El Pentágono presiona a la industria militar estadounidense para que acelere drásticamente la producción y entrega de armas, según un memorando del Departamento de Defensa obtenido por The Washington Post. La petición se centra en la fabricación de municiones, cuyas existencias se han visto gravemente mermadas por la guerra en curso con Irán, a pesar de que la Administración de Donald Trump ha negado en repetidas ocasiones la escasez de material bélico.

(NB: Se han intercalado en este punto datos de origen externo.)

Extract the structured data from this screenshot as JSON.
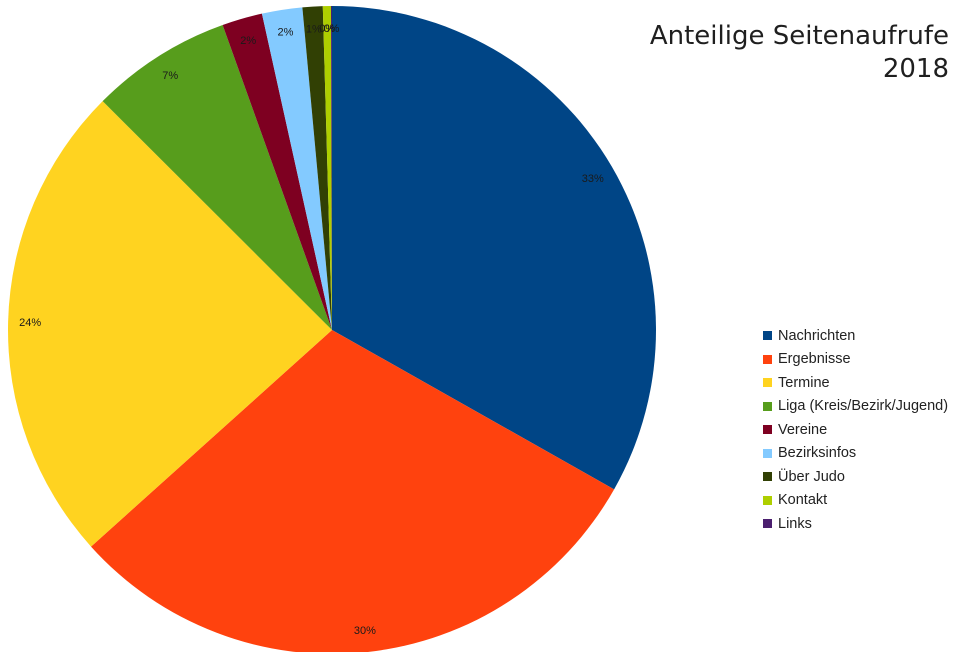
{
  "chart_data": {
    "type": "pie",
    "title_lines": [
      "Anteilige Seitenaufrufe",
      "2018"
    ],
    "slices": [
      {
        "label": "Nachrichten",
        "value": 33,
        "display": "33%",
        "color": "#004586"
      },
      {
        "label": "Ergebnisse",
        "value": 30,
        "display": "30%",
        "color": "#ff420e"
      },
      {
        "label": "Termine",
        "value": 24,
        "display": "24%",
        "color": "#ffd320"
      },
      {
        "label": "Liga (Kreis/Bezirk/Jugend)",
        "value": 7,
        "display": "7%",
        "color": "#579d1c"
      },
      {
        "label": "Vereine",
        "value": 2,
        "display": "2%",
        "color": "#7e0021"
      },
      {
        "label": "Bezirksinfos",
        "value": 2,
        "display": "2%",
        "color": "#83caff"
      },
      {
        "label": "Über Judo",
        "value": 1,
        "display": "1%",
        "color": "#314004"
      },
      {
        "label": "Kontakt",
        "value": 0.4,
        "display": "0%",
        "color": "#aecf00"
      },
      {
        "label": "Links",
        "value": 0.05,
        "display": "0%",
        "color": "#4b1f6f"
      }
    ],
    "legend_position": "right"
  }
}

La circular, firmada por el subsecretario de Defensa Steve Feinberg, alerta de la "extrema escasez" de sistemas clave. Un análisis del Centro de Estudios Estratégicos e Internacionales (CSIS) estima que los interceptores Patriot cayeron de unos 2.200 antes del conflicto a menos de 827, y los misiles THAAD, de 452 a menos de 278. Además, se han lanzado más de 1.000 misiles de crucero Tomahawk, y reponer las existencias previas a la guerra podría prolongarse hasta finales de 2030 al ritmo actual.
El CSIS advierte de que, aunque Estados Unidos dispone de munición suficiente para la guerra contra Irán, el agotamiento de las reservas ha abierto una "ventana de vulnerabilidad" ante un posible conflicto en el Pacífico occidental, en alusión a China. El secretario de Defensa, Pete Hegseth, restó importancia públicamente a la crisis, pero la Casa Blanca ha invocado la Ley de Producción de Defensa y pedido fondos de emergencia al Congreso, lo que revela una preocupación profunda.
Para revertir la situación, el Pentágono impulsa acuerdos plurianuales con contratistas tradicionales y con nuevas empresas tecnológicas de defensa, como Anduril y Castelion. Lockheed Martin trabaja para triplicar la producción de interceptores Patriot y cuadruplicar la de THAAD, mientras RTX aumenta la fabricación de Tomahawk. El Ejército también abrió cinco campos de pruebas a empresas privadas para agilizar la certificación de nuevas armas. Aun así, las autoridades reconocen que la recuperación total llevará años.